- Born: 1949 or 1950
- Died: 1 March 2019 (aged 69) New Delhi, India
- Education: Asutosh College
- Occupations: Writer, Journalist
- Spouse(s): Aparna Sen (divorced) Binita Mohanty
- Children: 2, including Konkona Sen Sharma
- Website: mukulsharma.org.in

= Mukul Sharma =

Indian writer and journalist (died 2019)

Mukul Sharma (1949/1950 – 1 March 2019) was an Indian writer and journalist. He wrote columns and articles on subjects varying from science to films for various newspapers and journals. Some of his short stories are adapted into films. He had acted in few films.

== Biography ==
Sharma was born in a family of an army officer. He studied in six schools across India. He graduated in English literature from Asutosh College in Calcutta (now Kolkata).

After completing studies, he developed an interest in science. He started writing columns and articles on subjects varying from science to films for various newspapers and journal. He moved to Mumbai in 1986 and served as an editor of Science Today. At that time, it had been renamed as 2001, in celebration of the arrival of the new millennium. He wrote a column Mindsport which appeared first in The Illustrated Weekly of India and later in The Sunday Times. The column was published for 25 years before its end on 5 August 2007. It had gained a cult following. He wrote science fiction as well as supernatural fiction.

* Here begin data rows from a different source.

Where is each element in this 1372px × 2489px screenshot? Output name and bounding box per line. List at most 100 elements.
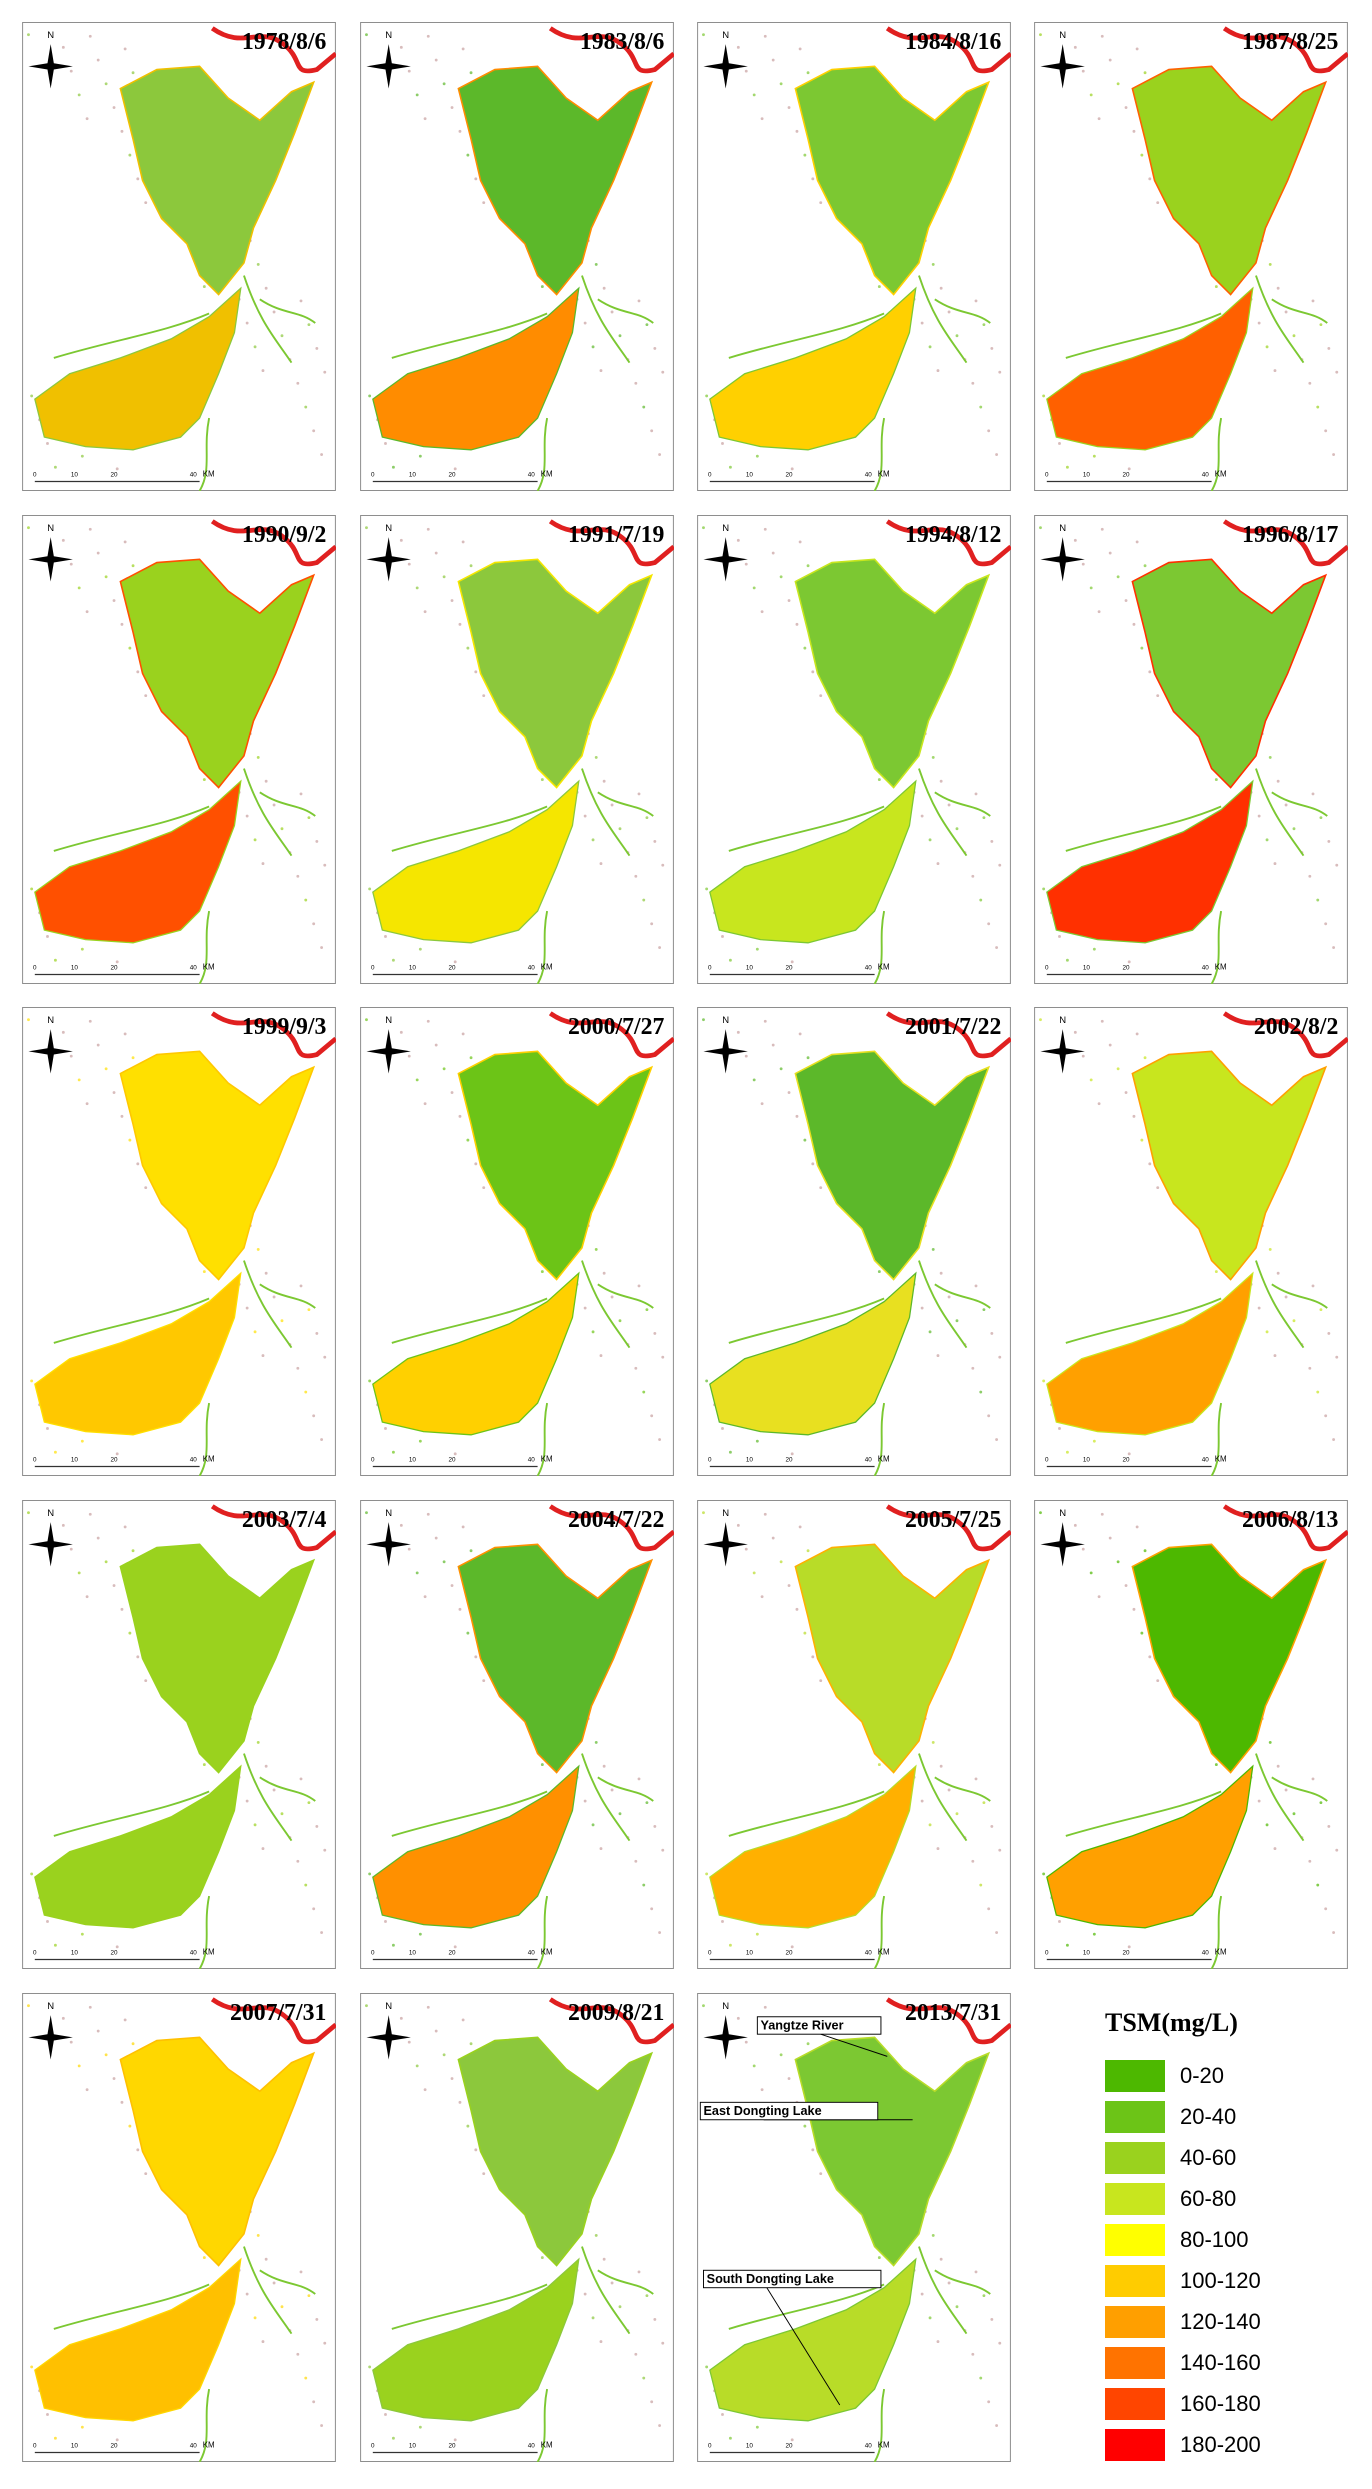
scatter-water: [583, 814, 587, 818]
lake-north: [794, 1050, 991, 1281]
panel-date: 1983/8/6: [580, 29, 665, 55]
scatter-water: [415, 2064, 419, 2068]
scatter-water: [96, 1043, 100, 1047]
scatter-water: [272, 1788, 276, 1792]
scatter-water: [69, 2040, 73, 2044]
scatter-water: [1089, 586, 1093, 590]
stream: [536, 417, 549, 491]
scatter-water: [645, 2294, 649, 2298]
scatter-water: [744, 1547, 748, 1551]
scatter-water: [53, 2436, 57, 2440]
scatter-water: [312, 1414, 316, 1418]
scatter-water: [450, 1584, 454, 1587]
scatter-water: [987, 1907, 991, 1911]
scatter-water: [795, 129, 799, 133]
scale-label: 10: [409, 1950, 417, 1957]
stream: [243, 275, 293, 364]
scatter-water: [936, 2340, 940, 2344]
scatter-water: [368, 394, 372, 398]
panel-date: 2005/7/25: [905, 1507, 1001, 1533]
scatter-water: [1092, 454, 1096, 458]
scatter-water: [299, 792, 303, 796]
legend-label: 80-100: [1180, 2227, 1249, 2252]
scatter-water: [426, 1512, 430, 1516]
annotation-box: [756, 2016, 882, 2035]
scatter-water: [540, 285, 544, 289]
scatter-water: [112, 2077, 116, 2080]
scatter-water: [819, 694, 823, 698]
scatter-water: [1058, 1920, 1061, 1923]
scatter-water: [971, 2352, 975, 2356]
scatter-water: [1273, 1354, 1277, 1358]
scatter-water: [253, 345, 257, 349]
scatter-water: [426, 527, 430, 531]
scatter-water: [96, 2029, 100, 2033]
scatter-water: [721, 1427, 724, 1430]
scatter-water: [634, 381, 638, 385]
scatter-water: [583, 321, 587, 325]
scatter-water: [1308, 1366, 1312, 1370]
map-panel: N 1996/8/17 0 10 20 40 KM: [1034, 515, 1348, 984]
scatter-water: [482, 2172, 486, 2176]
stream: [1065, 312, 1222, 359]
scale-unit: KM: [878, 2441, 890, 2450]
scatter-water: [661, 2341, 665, 2345]
map-panel: N 2001/7/22 0 10 20 40 KM: [697, 1007, 1011, 1476]
scatter-water: [995, 946, 999, 949]
scatter-water: [736, 45, 740, 49]
scatter-water: [990, 839, 994, 843]
scatter-water: [920, 1799, 924, 1803]
legend-swatch: [1105, 2347, 1165, 2379]
scatter-water: [144, 2172, 148, 2176]
scale-label: 20: [111, 472, 119, 479]
river: [1222, 519, 1348, 567]
scatter-water: [304, 405, 308, 409]
scatter-water: [1092, 1439, 1096, 1443]
scatter-water: [1308, 874, 1312, 878]
lake-south: [709, 2257, 917, 2422]
scatter-water: [1257, 814, 1261, 818]
scatter-water: [115, 2438, 119, 2442]
scatter-water: [418, 2425, 422, 2429]
scatter-water: [304, 2376, 308, 2380]
scatter-water: [594, 755, 598, 759]
scatter-water: [466, 1138, 470, 1142]
scatter-water: [466, 153, 470, 157]
stream: [934, 791, 991, 817]
scatter-water: [320, 1931, 324, 1934]
scatter-water: [760, 1595, 764, 1599]
lake-south: [372, 779, 580, 944]
scatter-water: [979, 898, 983, 902]
scatter-water: [1273, 1847, 1277, 1851]
scatter-water: [645, 816, 649, 820]
scatter-water: [27, 1511, 30, 1515]
lake-north: [457, 1050, 654, 1281]
compass-label: N: [1059, 30, 1066, 41]
scale-label: 0: [1045, 1950, 1049, 1957]
scatter-water: [1065, 1450, 1069, 1454]
scatter-water: [705, 2365, 709, 2369]
scatter-water: [365, 2004, 368, 2008]
scatter-water: [115, 960, 119, 964]
panel-date: 1999/9/3: [242, 1014, 327, 1040]
scatter-water: [1100, 1512, 1104, 1516]
scatter-water: [442, 2053, 446, 2057]
scatter-water: [974, 2270, 978, 2274]
scatter-water: [442, 82, 446, 86]
scatter-water: [53, 1943, 57, 1947]
scatter-water: [88, 34, 92, 38]
compass: [366, 2015, 411, 2060]
scatter-water: [634, 1366, 638, 1370]
scale-unit: KM: [878, 470, 890, 479]
stream: [934, 1776, 991, 1802]
stream: [243, 2246, 293, 2335]
scatter-water: [702, 1018, 705, 1022]
scatter-water: [1097, 117, 1101, 121]
scatter-water: [982, 323, 986, 327]
scatter-water: [947, 1788, 951, 1792]
scatter-water: [610, 1295, 614, 1299]
scatter-water: [642, 2376, 646, 2380]
scatter-water: [979, 1390, 983, 1394]
compass-label: N: [722, 523, 729, 534]
stream: [934, 1283, 991, 1309]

He also had a brief appearance in his first wife Aparna Sen's 1981 film 36 Chowringhee Lane. In 1984, he debuted as an actor in Sen's film Parama. He played role of a young photographer named Rahul.

His several short stories are adapted in films. 2013 supernatural thriller film Ek Thi Daayan, starring his daughter Konkona Sen Sharma, is adapted from his short story Mobius Trips. It was co-produced by Vishal Bhardwaj who also made two more films: Dream Sequence, about a woman who dreams about waking up but has not woken up, as well as Ghosts, a murder mystery. Konkona Sen Sharma directed 2016 film A Death in the Gunj was based on his short story which in turn was based on an incident during his visit to McCluskieganj.

Sharma died on 1 March 2019 in New Delhi.

== Personal life ==
Sharma married Aparna Sen and had two daughters, Kamalini Chatterjee and Konkona Sen Sharma. They divorced and he later married Binita Mohanty.